Ardern, who is the youngest female world leader, announced her pregnancy in January, three months after taking office. In a press conference, she reassured everyone that she was aware of the balancing act she had ahead of her and that it wasn’t a unique situation.
“I am not the first woman to work and have a baby. I know these are special circumstances but there are many women who have done it well before I have,” she said.
She also announced that she planned to take six weeks of maternity leave, during which time deputy prime minister Winston Peters would take charge. Ardern said she will continue to take part in major decisions and read briefings, but the day-to-day responsibilities would be left up to Peters. Upon her return to work, she said Gayford would take on full-time parenting duties, calling him the “‘first man of fishing’ and stay at home dad.”
Despite being clear and having a well-laid out plan in place, she still fielded questions about her temporary leave, prompting the prime minister to quip:
“I am not the first woman to multitask.”
Ardern’s decision to take some time off with her newborn — something Bhutto did not do — is especially important in our current climate, where women continue to be penalized for entering motherhood and taking maternity leave.

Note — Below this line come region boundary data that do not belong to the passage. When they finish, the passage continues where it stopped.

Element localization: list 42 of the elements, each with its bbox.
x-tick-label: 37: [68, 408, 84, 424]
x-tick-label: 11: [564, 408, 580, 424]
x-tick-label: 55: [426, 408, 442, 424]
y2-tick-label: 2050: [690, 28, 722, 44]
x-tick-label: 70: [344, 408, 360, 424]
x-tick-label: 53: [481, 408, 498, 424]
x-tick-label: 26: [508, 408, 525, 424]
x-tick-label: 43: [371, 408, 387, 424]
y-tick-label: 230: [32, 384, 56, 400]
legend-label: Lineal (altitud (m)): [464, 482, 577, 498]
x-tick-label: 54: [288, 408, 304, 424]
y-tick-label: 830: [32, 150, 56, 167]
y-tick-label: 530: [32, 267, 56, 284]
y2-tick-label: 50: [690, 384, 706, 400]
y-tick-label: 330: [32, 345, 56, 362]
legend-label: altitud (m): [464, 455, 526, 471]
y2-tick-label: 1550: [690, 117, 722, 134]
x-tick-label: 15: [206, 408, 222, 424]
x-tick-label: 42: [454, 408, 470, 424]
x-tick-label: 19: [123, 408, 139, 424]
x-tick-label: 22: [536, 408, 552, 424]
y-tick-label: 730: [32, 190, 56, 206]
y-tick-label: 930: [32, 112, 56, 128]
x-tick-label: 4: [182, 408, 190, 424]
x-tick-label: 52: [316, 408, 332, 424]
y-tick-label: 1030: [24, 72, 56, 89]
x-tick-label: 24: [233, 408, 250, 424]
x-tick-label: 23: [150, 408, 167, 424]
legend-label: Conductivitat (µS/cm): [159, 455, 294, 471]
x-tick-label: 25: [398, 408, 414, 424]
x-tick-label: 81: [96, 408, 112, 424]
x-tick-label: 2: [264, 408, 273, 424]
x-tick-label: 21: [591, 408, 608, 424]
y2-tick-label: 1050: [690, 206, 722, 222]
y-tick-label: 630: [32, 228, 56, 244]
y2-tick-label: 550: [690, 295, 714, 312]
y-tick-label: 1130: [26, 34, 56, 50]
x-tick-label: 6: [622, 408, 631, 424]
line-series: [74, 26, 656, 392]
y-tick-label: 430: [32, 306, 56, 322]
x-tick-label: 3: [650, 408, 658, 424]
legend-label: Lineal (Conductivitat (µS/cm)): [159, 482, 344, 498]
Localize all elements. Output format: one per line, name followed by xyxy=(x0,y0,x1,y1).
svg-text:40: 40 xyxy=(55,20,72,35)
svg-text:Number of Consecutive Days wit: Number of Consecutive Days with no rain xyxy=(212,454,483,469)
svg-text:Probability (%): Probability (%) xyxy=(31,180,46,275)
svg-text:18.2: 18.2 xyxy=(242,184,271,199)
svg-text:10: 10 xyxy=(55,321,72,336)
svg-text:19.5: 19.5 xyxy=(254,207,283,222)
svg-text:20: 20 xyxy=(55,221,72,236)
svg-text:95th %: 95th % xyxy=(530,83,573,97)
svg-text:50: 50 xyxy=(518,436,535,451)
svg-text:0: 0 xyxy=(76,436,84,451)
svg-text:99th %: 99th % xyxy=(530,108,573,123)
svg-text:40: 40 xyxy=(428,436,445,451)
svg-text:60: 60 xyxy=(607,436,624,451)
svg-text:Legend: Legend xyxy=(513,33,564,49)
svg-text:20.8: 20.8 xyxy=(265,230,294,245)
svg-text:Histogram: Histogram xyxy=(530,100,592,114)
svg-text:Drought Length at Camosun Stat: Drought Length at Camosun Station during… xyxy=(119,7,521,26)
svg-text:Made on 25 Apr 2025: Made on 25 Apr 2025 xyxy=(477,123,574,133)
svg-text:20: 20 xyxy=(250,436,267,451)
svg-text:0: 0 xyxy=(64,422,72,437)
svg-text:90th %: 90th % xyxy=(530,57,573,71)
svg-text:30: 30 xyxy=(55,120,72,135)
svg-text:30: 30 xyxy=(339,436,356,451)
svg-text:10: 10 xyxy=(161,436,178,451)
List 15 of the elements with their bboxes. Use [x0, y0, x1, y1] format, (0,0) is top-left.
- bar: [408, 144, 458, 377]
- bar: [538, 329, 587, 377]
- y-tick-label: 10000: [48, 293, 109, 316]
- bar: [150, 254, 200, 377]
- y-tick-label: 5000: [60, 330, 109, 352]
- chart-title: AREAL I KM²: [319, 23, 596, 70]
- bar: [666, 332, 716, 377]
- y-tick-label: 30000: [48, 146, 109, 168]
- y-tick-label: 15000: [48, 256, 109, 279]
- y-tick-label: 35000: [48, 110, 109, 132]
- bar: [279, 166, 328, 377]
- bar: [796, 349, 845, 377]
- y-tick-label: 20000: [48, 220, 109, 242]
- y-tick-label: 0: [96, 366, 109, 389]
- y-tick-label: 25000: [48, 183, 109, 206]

“Studies have shown that motherhood causes discrimination in the workplace,” Stephania Varalli, co-CEO of Women of Influence, a Toronto-based women’s collective, said to Global News. “Their wages are lower, they’re less likely to be hired or given key jobs, and they’re perceived as less competent because they have children at home to raise.”
She says Ardern’s example shows that it’s possible for women to make their own choices about motherhood and career, and that choosing to have children is not an obstacle in a woman’s professional path.
It’s also beneficial to have a working mother in a position of power where she can help to establish policies that will benefit everyone.
“Think about that picture that was taken in the U.S. where a room full of men were working out health care issues and regarding women. … When you have a working mother in power, she can bring a necessary perspective,” she says.
In addition, Gayford’s decision to be a full-time stay-at-home dad also helps to break stereotypes about fatherhood and paternity leave, which will hopefully work to encourage fathers to take advantage of the opportunities given to them to take time off when their child is born.
“This is an example that needs to be set,” Varalli says.
“People have a lot of unconscious bias toward gender roles. Even those who think of themselves as feminists can hang on to some of these cultural norms. The more we have people in visible positions who are showing that it’s a workable model, the more chance we have of people on every level to take that path themselves.”